Date of Award

May 2024

Degree Type


Degree Name

Doctor of Philosophy


Urban Education

First Advisor

DeAnn Huinker

Committee Members

Marie Sandy, Anne Marie Marshall, Jennifer Brownson


The present bounded case study explored preservice teachers’ experiences using a boundary object in the form of a mathematics course assignment during a pre-student teaching clinical experience. The study focused on preservice teachers’ perceptions of how utilizing a boundary object influenced the dynamics of their hierarchical relationships with their cooperating teachers, their approaches to teaching mathematics while at their placement, and their abilities to negotiate between their teacher education programs and clinical experiences. The research questions asked: How, if at all, can a mathematics course assignment from a teacher education program serve as an effective boundary object to (1) impact the power dynamics between preservice teachers and their cooperating teachers, (2) limit the default adoption of cooperating teachers’ teaching styles in mathematics, and (3) support preservice teachers as they navigate complex negotiations between their teacher education courses and clinical experiences? The study included nine preservice teachers enrolled in an Elementary and Middle Education Program at a large, midwestern, urban university. Data sources included questionnaires, course assignments, interviews, and focus groups.
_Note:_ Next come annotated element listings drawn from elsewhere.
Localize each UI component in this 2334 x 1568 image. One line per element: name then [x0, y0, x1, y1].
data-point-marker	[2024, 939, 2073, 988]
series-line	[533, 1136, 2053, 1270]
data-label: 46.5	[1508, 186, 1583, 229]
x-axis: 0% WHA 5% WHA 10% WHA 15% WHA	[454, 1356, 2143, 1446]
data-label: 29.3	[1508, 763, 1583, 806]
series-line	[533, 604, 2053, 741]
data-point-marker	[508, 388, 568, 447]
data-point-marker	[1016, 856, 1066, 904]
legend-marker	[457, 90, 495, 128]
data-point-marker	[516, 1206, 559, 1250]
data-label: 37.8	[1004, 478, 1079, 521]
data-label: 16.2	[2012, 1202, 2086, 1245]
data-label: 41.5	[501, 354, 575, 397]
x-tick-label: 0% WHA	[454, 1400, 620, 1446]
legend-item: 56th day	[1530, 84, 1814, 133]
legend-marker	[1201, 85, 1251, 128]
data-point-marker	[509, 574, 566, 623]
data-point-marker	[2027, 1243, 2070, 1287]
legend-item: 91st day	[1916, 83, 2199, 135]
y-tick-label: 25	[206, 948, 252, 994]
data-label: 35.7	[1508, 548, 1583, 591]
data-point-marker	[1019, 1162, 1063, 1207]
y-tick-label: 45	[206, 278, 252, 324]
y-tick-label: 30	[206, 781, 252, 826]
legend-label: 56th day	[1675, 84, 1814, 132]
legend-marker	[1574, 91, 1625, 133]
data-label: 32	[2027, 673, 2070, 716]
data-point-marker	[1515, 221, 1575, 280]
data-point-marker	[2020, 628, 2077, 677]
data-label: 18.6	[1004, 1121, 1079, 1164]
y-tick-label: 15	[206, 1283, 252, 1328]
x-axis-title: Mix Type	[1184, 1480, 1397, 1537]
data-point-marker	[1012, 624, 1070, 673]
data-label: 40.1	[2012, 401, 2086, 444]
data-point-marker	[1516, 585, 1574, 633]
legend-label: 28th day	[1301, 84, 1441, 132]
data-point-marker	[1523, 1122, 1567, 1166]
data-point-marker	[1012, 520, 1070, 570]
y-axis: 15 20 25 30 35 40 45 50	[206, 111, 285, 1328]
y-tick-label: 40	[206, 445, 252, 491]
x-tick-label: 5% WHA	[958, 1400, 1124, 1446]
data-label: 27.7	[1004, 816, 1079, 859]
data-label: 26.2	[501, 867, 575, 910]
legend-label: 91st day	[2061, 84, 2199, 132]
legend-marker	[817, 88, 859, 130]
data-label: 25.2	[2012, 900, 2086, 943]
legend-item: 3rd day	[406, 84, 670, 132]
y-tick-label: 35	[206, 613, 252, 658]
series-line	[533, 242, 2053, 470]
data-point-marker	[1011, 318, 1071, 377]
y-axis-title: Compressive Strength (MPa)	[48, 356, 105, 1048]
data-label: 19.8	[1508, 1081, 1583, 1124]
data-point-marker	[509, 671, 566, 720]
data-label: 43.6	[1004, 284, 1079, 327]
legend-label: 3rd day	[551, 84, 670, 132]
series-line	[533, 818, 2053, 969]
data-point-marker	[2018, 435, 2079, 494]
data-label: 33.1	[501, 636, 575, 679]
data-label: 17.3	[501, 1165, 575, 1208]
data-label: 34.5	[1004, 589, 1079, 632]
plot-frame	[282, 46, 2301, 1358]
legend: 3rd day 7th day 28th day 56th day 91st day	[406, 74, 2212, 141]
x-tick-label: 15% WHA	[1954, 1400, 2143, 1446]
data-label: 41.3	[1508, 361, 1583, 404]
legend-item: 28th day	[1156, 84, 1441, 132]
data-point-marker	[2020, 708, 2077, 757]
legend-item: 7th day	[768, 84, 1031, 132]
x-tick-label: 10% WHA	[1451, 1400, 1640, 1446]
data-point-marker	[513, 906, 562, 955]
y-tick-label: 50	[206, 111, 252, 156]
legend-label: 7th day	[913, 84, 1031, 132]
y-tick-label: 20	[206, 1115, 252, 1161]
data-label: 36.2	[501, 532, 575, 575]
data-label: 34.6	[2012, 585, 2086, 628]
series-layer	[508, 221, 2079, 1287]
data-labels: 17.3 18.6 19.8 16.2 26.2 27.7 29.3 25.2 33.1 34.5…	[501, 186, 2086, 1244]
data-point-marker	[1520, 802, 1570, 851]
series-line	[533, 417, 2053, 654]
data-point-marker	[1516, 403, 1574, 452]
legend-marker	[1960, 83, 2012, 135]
Findings suggest that a boundary object in the form of a mathematics course assignment (a) provided preservice teachers with a greater sense of power in their relationships with their cooperating teachers, (b) facilitated an opportunity for preservice teachers to deviate from their cooperating teachers’ teaching styles and implement teaching practices more closely aligned with their own ideal style, (c) provided preservice teachers with a crucial opportunity to practice ambitious mathematics instruction they intended to use in their future classrooms, and (d) helped to bridge preservice teachers coursework and clinical experiences. Given the study findings, it would be beneficial for teacher education programs to incorporate assignments designed to serve as boundary objects to help facilitate valuable and productive field experiences for preservice teachers.